Of course, Bernier wouldn’t stand alone as the man to beat in the stretch run if reality TV star Kevin O’Leary, his nearest rival, hadn’t surprised Conservatives by dropping out late in the contest. We took close interest in O’Leary, who uses the same New York tailor as Barack Obama, back before he declared his candidacy. Then we went behind the scenes as he assembled his campaign team. We also considered his sometimes eccentric policy ideas.

And, when he finally dropped out, Paul Wells asked what Tories who supported him could possibly have been thinking all along. Still, O’Leary was, at the very least, a distinctive outsider voice and he remains well worth listening to in the top interview of this Maclean’s on the Hill podcast.

Although O’Leary’s scratch left Bernier the odds-on favourite, the outcome remains far from certain. Other candidates in the crowded 13-candidate field tried to distinguish themselves through this final month, which featured all of them, in their different ways, running from Harper’s legacy, according to Wells, who happened to be the preeminent chronicler of the Harper era.

Not every Tory found the debate surrounding the competition to succeed Harper stimulating enough to make them feel good about state of Canadian conservatism. And so, in a string of bars and restaurants, those who  were uninspired by what was on offer congregated to talk with Maclean’s columnist Scott Gilmore, whose “confessions of a self-loathing Tory” piece about what he hates about the party prompted a series of soul-searching get-togethers.

No matter who wins, the race has generated fresh interest in few previously below-the-radar federal MPs—among them, in particular, Saskatchewan MP Andrew Scheer and Ontario MP Erin O’Toole, both of whom look like far more significant figures in the party now than they did before.
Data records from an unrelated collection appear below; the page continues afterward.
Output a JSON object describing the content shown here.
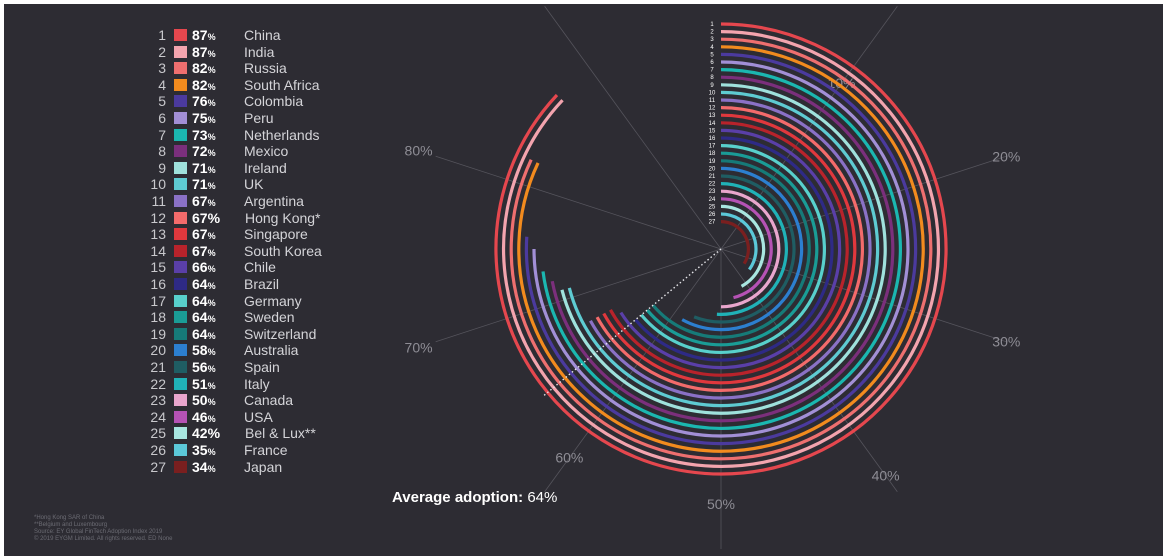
{
  "chart_data": {
    "type": "radial-bar",
    "average_label": "Average adoption:",
    "average_value": "64%",
    "average": 64,
    "scale_labels": [
      "10%",
      "20%",
      "30%",
      "40%",
      "50%",
      "60%",
      "70%",
      "80%"
    ],
    "series": [
      {
        "rank": "1",
        "value": 87,
        "pct": "87",
        "country": "China",
        "color": "#e5474e"
      },
      {
        "rank": "2",
        "value": 87,
        "pct": "87",
        "country": "India",
        "color": "#f3a4ae"
      },
      {
        "rank": "3",
        "value": 82,
        "pct": "82",
        "country": "Russia",
        "color": "#ee6f6f"
      },
      {
        "rank": "4",
        "value": 82,
        "pct": "82",
        "country": "South Africa",
        "color": "#f28b1e"
      },
      {
        "rank": "5",
        "value": 76,
        "pct": "76",
        "country": "Colombia",
        "color": "#4b3a9e"
      },
      {
        "rank": "6",
        "value": 75,
        "pct": "75",
        "country": "Peru",
        "color": "#a28fd6"
      },
      {
        "rank": "7",
        "value": 73,
        "pct": "73",
        "country": "Netherlands",
        "color": "#1bb7b0"
      },
      {
        "rank": "8",
        "value": 72,
        "pct": "72",
        "country": "Mexico",
        "color": "#7b2f7c"
      },
      {
        "rank": "9",
        "value": 71,
        "pct": "71",
        "country": "Ireland",
        "color": "#9fe1dc"
      },
      {
        "rank": "10",
        "value": 71,
        "pct": "71",
        "country": "UK",
        "color": "#5ecbd2"
      },
      {
        "rank": "11",
        "value": 67,
        "pct": "67",
        "country": "Argentina",
        "color": "#8a71c6"
      },
      {
        "rank": "12",
        "value": 67,
        "pct": "67%",
        "country": "Hong Kong*",
        "color": "#f36b6b"
      },
      {
        "rank": "13",
        "value": 67,
        "pct": "67",
        "country": "Singapore",
        "color": "#e0383d"
      },
      {
        "rank": "14",
        "value": 67,
        "pct": "67",
        "country": "South Korea",
        "color": "#b8232b"
      },
      {
        "rank": "15",
        "value": 66,
        "pct": "66",
        "country": "Chile",
        "color": "#5a3fa8"
      },
      {
        "rank": "16",
        "value": 64,
        "pct": "64",
        "country": "Brazil",
        "color": "#2e2a86"
      },
      {
        "rank": "17",
        "value": 64,
        "pct": "64",
        "country": "Germany",
        "color": "#58d0cc"
      },
      {
        "rank": "18",
        "value": 64,
        "pct": "64",
        "country": "Sweden",
        "color": "#1a9c96"
      },
      {
        "rank": "19",
        "value": 64,
        "pct": "64",
        "country": "Switzerland",
        "color": "#167a78"
      },
      {
        "rank": "20",
        "value": 58,
        "pct": "58",
        "country": "Australia",
        "color": "#2c7fd0"
      },
      {
        "rank": "21",
        "value": 56,
        "pct": "56",
        "country": "Spain",
        "color": "#1f5d63"
      },
      {
        "rank": "22",
        "value": 51,
        "pct": "51",
        "country": "Italy",
        "color": "#20b2b7"
      },
      {
        "rank": "23",
        "value": 50,
        "pct": "50",
        "country": "Canada",
        "color": "#e9a6cd"
      },
      {
        "rank": "24",
        "value": 46,
        "pct": "46",
        "country": "USA",
        "color": "#b552b5"
      },
      {
        "rank": "25",
        "value": 42,
        "pct": "42%",
        "country": "Bel & Lux**",
        "color": "#a8e6e0"
      },
      {
        "rank": "26",
        "value": 35,
        "pct": "35",
        "country": "France",
        "color": "#5bc8d8"
      },
      {
        "rank": "27",
        "value": 34,
        "pct": "34",
        "country": "Japan",
        "color": "#7a1f1f"
      }
    ]
  },
  "footnotes": [
    "*Hong Kong SAR of China",
    "**Belgium and Luxembourg",
    "Source: EY Global FinTech Adoption Index 2019",
    "© 2019 EYGM Limited. All rights reserved. ED None"
  ]
}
Then there’s Ontario MP Michael Chong, whose bold stand in favour of a carbon tax made him a constant target of his rivals, and former Ontario MP Chris Alexander, whose bid for political redemption looks to have fallen short.

Why did so many stay in the hunt for so long? We looked at that question in this story, explaining the complex rules and dynamics of the race. Would the Conservatives do it the same way again? The answer will probably depend on how the new leader they choose on Saturday pans out.